Medicaid at 50: Celebrating Progress for Millions

Medicaid turns 50 on July 30.  We’re kicking off a blog series to recognize how this program has transformed health care for low-income families and individuals, including children, parents, pregnant mothers, seniors, and people with disabilities.

President Harry Truman envisioned Medicaid as the “protection or security against the economic effects of sickness.”  Over the course of 2014, Medicaid provided health coverage for 80 million low-income Americans, as we explain in our updated backgrounder

Medicaid covers certain services that the federal government has deemed “mandatory,” including physician, midwife, and certified nurse practitioner services; hospital services; laboratory and x-ray services; and nursing facility and home health care for adults over age 21. States can — and all do — cover additional services as well, such as prescription drugs, dental care, vision services, hearing aids, and personal care services for the frail elderly and people with disabilities. 

Medicaid is important to improving low-income families and children’s well-being.  Studies show that Medicaid has helped make millions of Americans healthier by improving access to preventative and primary care and by protecting against (and providing care for) serious diseases (see chart).

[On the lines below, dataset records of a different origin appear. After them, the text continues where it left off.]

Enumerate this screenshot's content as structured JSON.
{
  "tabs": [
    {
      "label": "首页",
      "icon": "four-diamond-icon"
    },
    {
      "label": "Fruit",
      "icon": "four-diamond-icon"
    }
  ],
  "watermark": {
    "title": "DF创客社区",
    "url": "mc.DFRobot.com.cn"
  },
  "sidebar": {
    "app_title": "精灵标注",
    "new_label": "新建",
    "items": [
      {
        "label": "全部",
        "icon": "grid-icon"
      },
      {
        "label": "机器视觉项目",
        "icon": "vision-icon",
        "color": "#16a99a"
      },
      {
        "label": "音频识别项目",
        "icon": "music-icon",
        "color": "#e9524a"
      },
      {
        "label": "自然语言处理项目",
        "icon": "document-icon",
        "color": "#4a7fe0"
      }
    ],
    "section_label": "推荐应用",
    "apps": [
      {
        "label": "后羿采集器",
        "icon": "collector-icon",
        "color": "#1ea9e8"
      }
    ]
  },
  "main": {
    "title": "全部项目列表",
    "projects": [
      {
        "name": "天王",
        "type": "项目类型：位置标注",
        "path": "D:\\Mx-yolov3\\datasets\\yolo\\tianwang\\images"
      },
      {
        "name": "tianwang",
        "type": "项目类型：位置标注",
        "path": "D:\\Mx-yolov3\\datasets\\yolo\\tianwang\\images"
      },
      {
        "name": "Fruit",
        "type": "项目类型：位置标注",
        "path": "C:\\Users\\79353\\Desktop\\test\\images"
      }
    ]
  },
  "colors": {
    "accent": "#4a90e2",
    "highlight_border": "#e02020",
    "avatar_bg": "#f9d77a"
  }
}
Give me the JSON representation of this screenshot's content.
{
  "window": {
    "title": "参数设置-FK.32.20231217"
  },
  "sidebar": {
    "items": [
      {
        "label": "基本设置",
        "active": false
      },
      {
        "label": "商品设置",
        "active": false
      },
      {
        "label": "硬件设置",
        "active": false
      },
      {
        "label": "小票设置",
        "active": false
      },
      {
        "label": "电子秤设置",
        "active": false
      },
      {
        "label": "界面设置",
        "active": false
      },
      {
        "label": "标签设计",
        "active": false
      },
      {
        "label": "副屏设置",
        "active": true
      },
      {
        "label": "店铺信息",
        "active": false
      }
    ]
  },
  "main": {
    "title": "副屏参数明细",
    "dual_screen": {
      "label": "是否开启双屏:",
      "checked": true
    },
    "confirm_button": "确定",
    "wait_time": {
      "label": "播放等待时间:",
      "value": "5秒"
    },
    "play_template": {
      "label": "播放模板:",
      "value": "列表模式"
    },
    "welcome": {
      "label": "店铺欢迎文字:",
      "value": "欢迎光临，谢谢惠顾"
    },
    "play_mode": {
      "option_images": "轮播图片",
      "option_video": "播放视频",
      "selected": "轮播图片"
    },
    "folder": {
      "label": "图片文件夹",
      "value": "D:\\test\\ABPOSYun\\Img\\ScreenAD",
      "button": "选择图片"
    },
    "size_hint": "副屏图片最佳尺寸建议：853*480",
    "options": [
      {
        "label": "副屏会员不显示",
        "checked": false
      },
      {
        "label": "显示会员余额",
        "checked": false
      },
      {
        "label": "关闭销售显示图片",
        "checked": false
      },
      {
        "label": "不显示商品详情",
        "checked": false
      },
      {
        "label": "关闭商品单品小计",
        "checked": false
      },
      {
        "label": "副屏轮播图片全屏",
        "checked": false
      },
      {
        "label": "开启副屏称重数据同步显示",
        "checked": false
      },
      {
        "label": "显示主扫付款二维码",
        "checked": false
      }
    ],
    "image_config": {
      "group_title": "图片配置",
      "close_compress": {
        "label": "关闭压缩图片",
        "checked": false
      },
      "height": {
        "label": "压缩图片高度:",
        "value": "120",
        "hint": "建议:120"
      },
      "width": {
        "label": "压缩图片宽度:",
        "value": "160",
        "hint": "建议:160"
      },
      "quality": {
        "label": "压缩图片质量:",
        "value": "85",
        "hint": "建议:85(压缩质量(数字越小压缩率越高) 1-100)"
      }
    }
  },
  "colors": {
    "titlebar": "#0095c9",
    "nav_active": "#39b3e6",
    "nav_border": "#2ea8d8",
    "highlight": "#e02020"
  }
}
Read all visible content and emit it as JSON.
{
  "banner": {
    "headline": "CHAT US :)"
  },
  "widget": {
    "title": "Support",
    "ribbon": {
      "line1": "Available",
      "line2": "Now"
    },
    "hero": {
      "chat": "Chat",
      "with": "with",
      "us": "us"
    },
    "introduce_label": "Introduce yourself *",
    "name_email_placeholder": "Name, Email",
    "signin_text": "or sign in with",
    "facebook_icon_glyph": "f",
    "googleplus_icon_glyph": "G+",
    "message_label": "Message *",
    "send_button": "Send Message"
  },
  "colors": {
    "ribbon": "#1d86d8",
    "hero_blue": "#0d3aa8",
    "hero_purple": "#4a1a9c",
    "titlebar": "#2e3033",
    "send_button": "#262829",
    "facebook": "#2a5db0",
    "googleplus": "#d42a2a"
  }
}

Medicaid plays an even more integral role in insuring low-income Americans now that health reform has been fully implemented.  States have the option under health reform to expand Medicaid eligibility to non-disabled adults without children up to 138 percent of the poverty line.  While 28 states and the District of Columbia have opted to expand Medicaid, eligibility levels remain low in the remaining states.  In the typical non-expansion state, Medicaid eligibility is limited to working parents with incomes at 46 percent of the poverty line and isn’t available at any income level to non-disabled adults without children.

Expansion is a very good financial deal for states.  The federal government will pay nearly all of the expansion costs — 95 percent over the coming ten years — the Congressional Budget Office (CBO) estimates.  And, the federal government will pick up 100 percent of the cost of expansion to newly eligible individuals for the first three years and no less than 90 percent of the cost on a permanent basis. 

By 2020, 14 million more adults and children will enroll in Medicaid and gain access to affordable health coverage in expansion states.  If all states adopt the Medicaid expansion, however, significantly more low-income people will enroll in Medicaid, according to CBO.

As Medicaid approaches its 50th birthday, it’s providing access to health care services for millions of Americans, and its coverage expansions under health reform have helped cut the number of uninsured substantially.  Yet, there’s still work to be done to ensure that Medicaid’s success reaches those in states that haven’t expanded to cover more of their low-income residents.